Free-market house prices experienced their first quarterly increase in late 2014, according to figures released by the Public Works Ministry on Thursday. There had not been an uptick in the market since early 2008.
Prices rose 0.5% in Spain as a whole thanks primarily to a surge in demand for existing homes, which now represent nearly two thirds of sales.
The value of existing homes grew 0.2% from the previous quarter, while the price of new homes retreated 0.1%.
Improved conditions can also be felt in the rise in housing start licenses, which numbered 34,873 in 2014, a 1.7% increase from the previous year that ends a seven-year downward trend.
The Public Works Ministry said the decline in prices that began in 2008 and reached 9.8% in 2012 had "practically come to an end."

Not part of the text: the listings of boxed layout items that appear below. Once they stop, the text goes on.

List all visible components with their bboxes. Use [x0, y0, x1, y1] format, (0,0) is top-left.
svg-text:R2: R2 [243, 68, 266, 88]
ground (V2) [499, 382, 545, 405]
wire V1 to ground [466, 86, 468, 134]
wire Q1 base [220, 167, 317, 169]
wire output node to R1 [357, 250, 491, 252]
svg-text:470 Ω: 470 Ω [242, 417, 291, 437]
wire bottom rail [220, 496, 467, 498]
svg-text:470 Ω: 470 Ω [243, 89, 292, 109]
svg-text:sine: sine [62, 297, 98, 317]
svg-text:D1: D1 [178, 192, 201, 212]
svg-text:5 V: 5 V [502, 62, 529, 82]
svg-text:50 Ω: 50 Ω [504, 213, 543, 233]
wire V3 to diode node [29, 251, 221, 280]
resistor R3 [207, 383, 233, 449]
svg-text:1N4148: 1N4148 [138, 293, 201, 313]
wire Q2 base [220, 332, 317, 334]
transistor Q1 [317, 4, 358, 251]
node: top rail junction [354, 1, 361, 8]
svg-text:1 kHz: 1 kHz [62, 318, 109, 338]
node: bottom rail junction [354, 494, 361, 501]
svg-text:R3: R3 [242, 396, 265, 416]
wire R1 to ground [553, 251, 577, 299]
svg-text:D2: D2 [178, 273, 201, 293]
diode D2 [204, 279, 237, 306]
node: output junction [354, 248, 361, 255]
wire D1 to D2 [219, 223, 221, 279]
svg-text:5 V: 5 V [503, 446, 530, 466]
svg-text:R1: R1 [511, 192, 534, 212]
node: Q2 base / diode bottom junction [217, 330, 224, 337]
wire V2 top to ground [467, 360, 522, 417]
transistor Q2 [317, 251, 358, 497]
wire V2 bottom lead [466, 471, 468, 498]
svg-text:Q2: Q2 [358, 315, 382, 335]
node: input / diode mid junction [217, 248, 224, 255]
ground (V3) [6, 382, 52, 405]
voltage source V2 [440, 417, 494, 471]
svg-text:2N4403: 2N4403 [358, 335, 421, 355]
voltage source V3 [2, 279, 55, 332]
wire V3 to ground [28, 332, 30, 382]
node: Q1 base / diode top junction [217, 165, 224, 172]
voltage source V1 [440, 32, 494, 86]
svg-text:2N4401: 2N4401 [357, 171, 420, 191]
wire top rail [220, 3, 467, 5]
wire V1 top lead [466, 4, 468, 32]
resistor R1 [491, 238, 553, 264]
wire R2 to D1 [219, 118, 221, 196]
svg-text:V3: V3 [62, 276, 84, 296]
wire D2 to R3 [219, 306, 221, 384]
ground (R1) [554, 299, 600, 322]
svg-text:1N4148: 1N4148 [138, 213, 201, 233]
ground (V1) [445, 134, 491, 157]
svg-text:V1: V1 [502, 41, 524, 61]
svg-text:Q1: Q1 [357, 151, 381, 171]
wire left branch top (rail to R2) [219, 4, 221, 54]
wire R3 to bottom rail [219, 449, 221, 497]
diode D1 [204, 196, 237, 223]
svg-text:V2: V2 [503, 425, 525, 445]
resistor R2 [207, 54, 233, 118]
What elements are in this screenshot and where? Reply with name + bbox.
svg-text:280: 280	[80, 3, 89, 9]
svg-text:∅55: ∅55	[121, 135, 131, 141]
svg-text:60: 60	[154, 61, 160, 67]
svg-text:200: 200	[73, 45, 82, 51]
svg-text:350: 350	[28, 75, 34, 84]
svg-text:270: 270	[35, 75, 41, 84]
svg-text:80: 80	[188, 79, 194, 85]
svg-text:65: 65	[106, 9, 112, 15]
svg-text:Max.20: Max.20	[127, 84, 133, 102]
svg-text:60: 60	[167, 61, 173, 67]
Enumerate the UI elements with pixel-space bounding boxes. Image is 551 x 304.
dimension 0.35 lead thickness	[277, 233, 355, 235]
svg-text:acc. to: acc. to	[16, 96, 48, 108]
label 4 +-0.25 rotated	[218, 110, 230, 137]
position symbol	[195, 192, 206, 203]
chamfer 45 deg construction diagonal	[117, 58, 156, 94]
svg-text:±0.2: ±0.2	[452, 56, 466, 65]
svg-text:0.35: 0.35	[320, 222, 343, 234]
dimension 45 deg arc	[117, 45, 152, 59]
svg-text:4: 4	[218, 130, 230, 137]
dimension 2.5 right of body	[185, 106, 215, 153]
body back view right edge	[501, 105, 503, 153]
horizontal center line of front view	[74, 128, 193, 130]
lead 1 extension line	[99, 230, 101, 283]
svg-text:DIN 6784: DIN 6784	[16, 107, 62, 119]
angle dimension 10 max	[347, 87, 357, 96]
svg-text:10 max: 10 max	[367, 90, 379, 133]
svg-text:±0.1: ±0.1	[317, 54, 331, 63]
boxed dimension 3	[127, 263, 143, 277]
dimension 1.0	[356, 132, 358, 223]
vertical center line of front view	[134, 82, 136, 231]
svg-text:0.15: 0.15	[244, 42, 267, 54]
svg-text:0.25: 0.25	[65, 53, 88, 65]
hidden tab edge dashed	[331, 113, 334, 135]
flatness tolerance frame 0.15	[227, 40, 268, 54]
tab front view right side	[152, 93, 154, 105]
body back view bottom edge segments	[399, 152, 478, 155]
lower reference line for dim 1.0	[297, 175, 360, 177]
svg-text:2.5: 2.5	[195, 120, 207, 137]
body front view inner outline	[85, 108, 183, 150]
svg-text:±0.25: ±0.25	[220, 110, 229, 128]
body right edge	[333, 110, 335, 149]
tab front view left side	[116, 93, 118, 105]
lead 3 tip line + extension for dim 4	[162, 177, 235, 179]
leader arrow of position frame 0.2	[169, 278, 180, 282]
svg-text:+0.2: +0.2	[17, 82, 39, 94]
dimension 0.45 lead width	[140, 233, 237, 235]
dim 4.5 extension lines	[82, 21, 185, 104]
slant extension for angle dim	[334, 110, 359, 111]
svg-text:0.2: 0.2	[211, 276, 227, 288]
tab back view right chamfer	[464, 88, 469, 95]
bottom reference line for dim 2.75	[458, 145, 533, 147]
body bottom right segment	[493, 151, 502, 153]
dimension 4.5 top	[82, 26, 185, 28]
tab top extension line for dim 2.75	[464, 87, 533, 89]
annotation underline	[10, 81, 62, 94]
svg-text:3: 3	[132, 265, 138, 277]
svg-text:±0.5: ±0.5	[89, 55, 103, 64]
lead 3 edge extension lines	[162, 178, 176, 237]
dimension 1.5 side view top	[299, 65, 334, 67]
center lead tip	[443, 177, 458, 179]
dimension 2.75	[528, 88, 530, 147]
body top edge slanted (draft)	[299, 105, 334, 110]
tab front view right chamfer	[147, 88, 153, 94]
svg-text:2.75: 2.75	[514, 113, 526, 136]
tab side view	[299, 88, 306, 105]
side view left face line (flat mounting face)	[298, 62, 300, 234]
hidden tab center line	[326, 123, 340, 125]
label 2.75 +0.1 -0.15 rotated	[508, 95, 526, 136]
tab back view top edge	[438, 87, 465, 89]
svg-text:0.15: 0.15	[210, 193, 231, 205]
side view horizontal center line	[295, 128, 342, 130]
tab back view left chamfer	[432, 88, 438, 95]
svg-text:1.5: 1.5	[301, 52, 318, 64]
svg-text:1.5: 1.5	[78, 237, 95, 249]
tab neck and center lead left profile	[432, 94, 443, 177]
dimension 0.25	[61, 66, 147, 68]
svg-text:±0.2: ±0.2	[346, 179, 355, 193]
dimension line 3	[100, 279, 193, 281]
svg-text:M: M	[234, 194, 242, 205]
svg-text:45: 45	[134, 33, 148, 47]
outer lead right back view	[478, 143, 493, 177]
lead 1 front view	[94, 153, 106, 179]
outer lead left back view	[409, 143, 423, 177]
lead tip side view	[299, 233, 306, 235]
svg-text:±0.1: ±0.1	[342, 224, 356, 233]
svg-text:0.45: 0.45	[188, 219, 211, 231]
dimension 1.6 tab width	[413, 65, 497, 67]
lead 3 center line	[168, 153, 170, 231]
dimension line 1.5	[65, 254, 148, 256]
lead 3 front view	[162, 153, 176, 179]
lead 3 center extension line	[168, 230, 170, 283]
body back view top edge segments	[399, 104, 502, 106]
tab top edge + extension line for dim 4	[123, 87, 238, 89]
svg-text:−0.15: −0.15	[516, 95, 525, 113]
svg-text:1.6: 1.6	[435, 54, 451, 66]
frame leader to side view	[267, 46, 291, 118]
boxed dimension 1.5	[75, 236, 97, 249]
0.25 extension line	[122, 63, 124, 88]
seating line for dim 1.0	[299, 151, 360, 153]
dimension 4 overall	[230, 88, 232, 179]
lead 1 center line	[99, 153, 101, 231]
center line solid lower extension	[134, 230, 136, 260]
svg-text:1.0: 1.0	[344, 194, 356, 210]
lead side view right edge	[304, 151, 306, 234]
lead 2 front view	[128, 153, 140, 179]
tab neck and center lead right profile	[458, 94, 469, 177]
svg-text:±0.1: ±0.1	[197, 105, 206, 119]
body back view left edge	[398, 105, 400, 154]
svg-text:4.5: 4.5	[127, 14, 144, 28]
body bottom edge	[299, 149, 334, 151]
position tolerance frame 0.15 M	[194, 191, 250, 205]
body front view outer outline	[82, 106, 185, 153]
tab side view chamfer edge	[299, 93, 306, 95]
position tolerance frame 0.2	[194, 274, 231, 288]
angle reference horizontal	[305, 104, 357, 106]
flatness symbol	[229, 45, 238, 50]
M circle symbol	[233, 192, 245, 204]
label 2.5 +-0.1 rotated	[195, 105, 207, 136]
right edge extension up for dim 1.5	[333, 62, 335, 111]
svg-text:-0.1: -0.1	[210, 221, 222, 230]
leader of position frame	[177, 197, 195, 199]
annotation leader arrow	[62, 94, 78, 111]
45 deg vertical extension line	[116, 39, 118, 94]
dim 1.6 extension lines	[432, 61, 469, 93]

But official numbers show that homes lost 31% of their value during the prolonged economic crisis (or nearly 37% in real terms, after factoring in inflation).
The General Price Index, which also includes subsidized housing, shows that seven Spanish regions ended 2014 with higher prices than in 2013.
These are Cantabria (+3.6%), the Balearic Islands (+2.3%), the Canary Islands (+0.5%), Valencia (+0.5%), Madrid (+0.4%) and Andalusia (+0.1 %).
Prices remained stationary in Extremadura and continued to drop in Asturias (-5.2%), Castilla y León (-3.6%) and Castilla-La Mancha (-3.2%).
The most expensive city in Spain continues to be the Basque coastal town of San Sebastián, with an average price of €3,117 a square meter.